Political News

Washington Post and New York Times: EPA declines to adopt stricter regulations on soot

Posted December 7, 2020 1:50 p.m. EST

— The Environmental Protection Agency on Monday declined to adopt stricter regulations on particle matter pollution, going against the recommendation of its own scientists to implement tougher standards, according to The Washington Post and The New York Times.

Administrator Andrew Wheeler, who was appointed by President Donald Trump, signed the standards on Friday, the Post said, citing conversations with two individuals familiar with the matter.

In doing so, the agency kept in place for five more years Obama-era regulations that set the annual particulate matter standard to 12 micrograms per cubic meter of air, according to the Post, which said EPA scientists "had recommended lowering the annual particulate matter standard to between 8 and 10 micrograms per cubic meter in a draft report last year, citing estimates that reducing the limit to 9 could save between 9,050 and 34,600 lives a year."

The particles, which come from a litany of sources, including industrial operations, vehicle exhaust, power plants and smokestacks, according to the Post, "can enter the lungs and bloodstream, causing inflammation that can lead to asthma, heart attacks and other illnesses."

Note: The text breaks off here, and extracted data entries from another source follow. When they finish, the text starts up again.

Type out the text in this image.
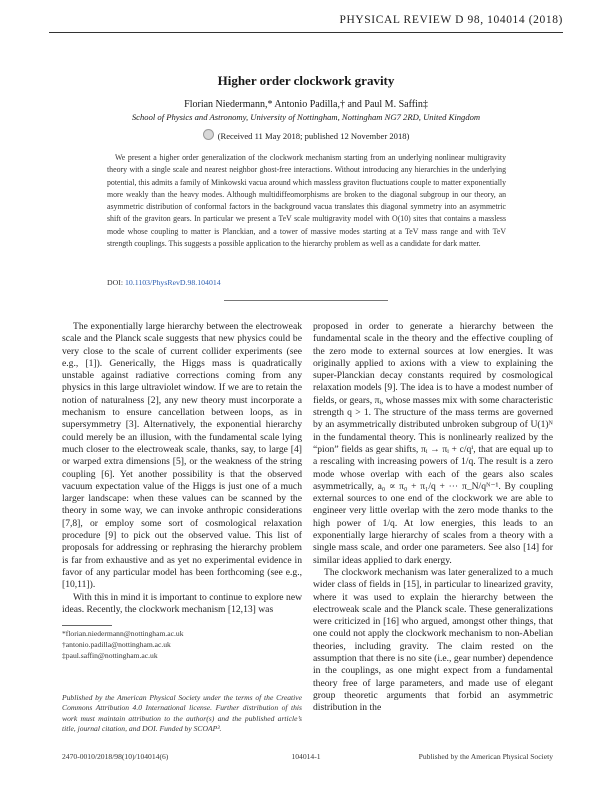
PHYSICAL REVIEW D 98, 104014 (2018)
Higher order clockwork gravity
Florian Niedermann,* Antonio Padilla,† and Paul M. Saffin‡
School of Physics and Astronomy, University of Nottingham, Nottingham NG7 2RD, United Kingdom
(Received 11 May 2018; published 12 November 2018)
We present a higher order generalization of the clockwork mechanism starting from an underlying nonlinear multigravity theory with a single scale and nearest neighbor ghost-free interactions. Without introducing any hierarchies in the underlying potential, this admits a family of Minkowski vacua around which massless graviton fluctuations couple to matter exponentially more weakly than the heavy modes. Although multidiffeomorphisms are broken to the diagonal subgroup in our theory, an asymmetric distribution of conformal factors in the background vacua translates this diagonal symmetry into an asymmetric shift of the graviton gears. In particular we present a TeV scale multigravity model with O(10) sites that contains a massless mode whose coupling to matter is Planckian, and a tower of massive modes starting at a TeV mass range and with TeV strength couplings. This suggests a possible application to the hierarchy problem as well as a candidate for dark matter.
DOI: 10.1103/PhysRevD.98.104014

The exponentially large hierarchy between the electroweak scale and the Planck scale suggests that new physics could be very close to the scale of current collider experiments (see e.g., [1]). Generically, the Higgs mass is quadratically unstable against radiative corrections coming from any physics in this large ultraviolet window. If we are to retain the notion of naturalness [2], any new theory must incorporate a mechanism to ensure cancellation between loops, as in supersymmetry [3]. Alternatively, the exponential hierarchy could merely be an illusion, with the fundamental scale lying much closer to the electroweak scale, thanks, say, to large [4] or warped extra dimensions [5], or the weakness of the string coupling [6]. Yet another possibility is that the observed vacuum expectation value of the Higgs is just one of a much larger landscape: when these values can be scanned by the theory in some way, we can invoke anthropic considerations [7,8], or employ some sort of cosmological relaxation procedure [9] to pick out the observed value. This list of proposals for addressing or rephrasing the hierarchy problem is far from exhaustive and as yet no experimental evidence in favor of any particular model has been forthcoming (see e.g., [10,11]).

With this in mind it is important to continue to explore new ideas. Recently, the clockwork mechanism [12,13] was

proposed in order to generate a hierarchy between the fundamental scale in the theory and the effective coupling of the zero mode to external sources at low energies. It was originally applied to axions with a view to explaining the super-Planckian decay constants required by cosmological relaxation models [9]. The idea is to have a modest number of fields, or gears, πᵢ, whose masses mix with some characteristic strength q > 1. The structure of the mass terms are governed by an asymmetrically distributed unbroken subgroup of U(1)ᴺ in the fundamental theory. This is nonlinearly realized by the “pion” fields as gear shifts, πᵢ → πᵢ + c/qⁱ, that are equal up to a rescaling with increasing powers of 1/q. The result is a zero mode whose overlap with each of the gears also scales asymmetrically, a₀ ∝ π₀ + π₁/q + ⋯ π_N/qᴺ⁻¹. By coupling external sources to one end of the clockwork we are able to engineer very little overlap with the zero mode thanks to the high power of 1/q. At low energies, this leads to an exponentially large hierarchy of scales from a theory with a single mass scale, and order one parameters. See also [14] for similar ideas applied to dark energy.

The clockwork mechanism was later generalized to a much wider class of fields in [15], in particular to linearized gravity, where it was used to explain the hierarchy between the electroweak scale and the Planck scale. These generalizations were criticized in [16] who argued, amongst other things, that one could not apply the clockwork mechanism to non-Abelian theories, including gravity. The claim rested on the assumption that there is no site (i.e., gear number) dependence in the couplings, as one might expect from a fundamental theory free of large parameters, and made use of elegant group theoretic arguments that forbid an asymmetric distribution in the

*florian.niedermann@nottingham.ac.uk
†antonio.padilla@nottingham.ac.uk
‡paul.saffin@nottingham.ac.uk
Published by the American Physical Society under the terms of the Creative Commons Attribution 4.0 International license. Further distribution of this work must maintain attribution to the author(s) and the published article’s title, journal citation, and DOI. Funded by SCOAP³.
2470-0010/2018/98(10)/104014(6)	104014-1	Published by the American Physical Society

CNN has reached out to the White House for comment.

The move by Wheeler to maintain current standards comes as Trump's political appointees are finalizing an array of last-minute federal regulations ahead of Joe Biden's inauguration, including a number of ones loosening existing environmental regulations.

But the move also comes amid the deadly coronavirus pandemic, which activists have pointed to in their efforts to get the agency to tighten the pollutant standards, "saying that a mounting body of scientific evidence links air pollution to lethal outcomes from respiratory diseases, including Covid-19," according to the Post.

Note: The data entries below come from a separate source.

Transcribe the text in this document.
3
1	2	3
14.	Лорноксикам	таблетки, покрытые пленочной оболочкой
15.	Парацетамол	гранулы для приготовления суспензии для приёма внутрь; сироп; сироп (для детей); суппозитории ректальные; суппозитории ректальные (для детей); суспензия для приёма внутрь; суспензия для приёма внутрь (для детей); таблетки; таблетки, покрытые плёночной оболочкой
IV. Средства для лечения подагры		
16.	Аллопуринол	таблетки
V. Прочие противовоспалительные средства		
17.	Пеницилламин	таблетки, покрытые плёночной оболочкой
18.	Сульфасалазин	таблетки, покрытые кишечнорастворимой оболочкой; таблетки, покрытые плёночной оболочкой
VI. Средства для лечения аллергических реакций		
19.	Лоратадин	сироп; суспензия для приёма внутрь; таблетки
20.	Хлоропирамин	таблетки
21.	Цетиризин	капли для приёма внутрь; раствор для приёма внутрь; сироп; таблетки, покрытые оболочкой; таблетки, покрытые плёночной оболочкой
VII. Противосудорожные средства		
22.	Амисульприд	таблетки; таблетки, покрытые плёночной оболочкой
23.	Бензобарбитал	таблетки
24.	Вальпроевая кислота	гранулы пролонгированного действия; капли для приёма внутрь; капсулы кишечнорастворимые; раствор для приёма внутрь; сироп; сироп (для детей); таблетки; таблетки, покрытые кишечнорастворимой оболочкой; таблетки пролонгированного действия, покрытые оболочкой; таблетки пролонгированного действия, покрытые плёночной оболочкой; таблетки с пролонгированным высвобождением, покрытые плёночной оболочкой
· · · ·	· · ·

The paper said that an EPA advisory committee comprised of outside experts was divided on the issue, with some arguing for the tighter restrictions and others saying the current ones are "sufficient."

Wheeler's decision to keep the current standards in place could be particularly consequential for communities of color and poor communities, according to Michele Roberts, the national co-coordinator for the Environmental Justice Health Alliance, who told the Post that even if Biden tries to reverse the decision, its impact will still be felt.

"It's not just a quick fix overnight. These communities are going to be breathing the same air for some time," Roberts said, according to the Post. "People of color and the poor — that is who gets hit the hardest by this."

Wheeler's decision was also criticized by the Natural Resources Defense Council which urged Biden to reverse it once he takes office.

"This administration could have strengthened the limits on soot to protect our lungs and give people at the highest risk of dying from Covid-19 a better chance at fighting off this virus. But it chose not to -- leaving the health of tens of millions of Americans at risk," John Walke, the group's clean air director, said in a statement.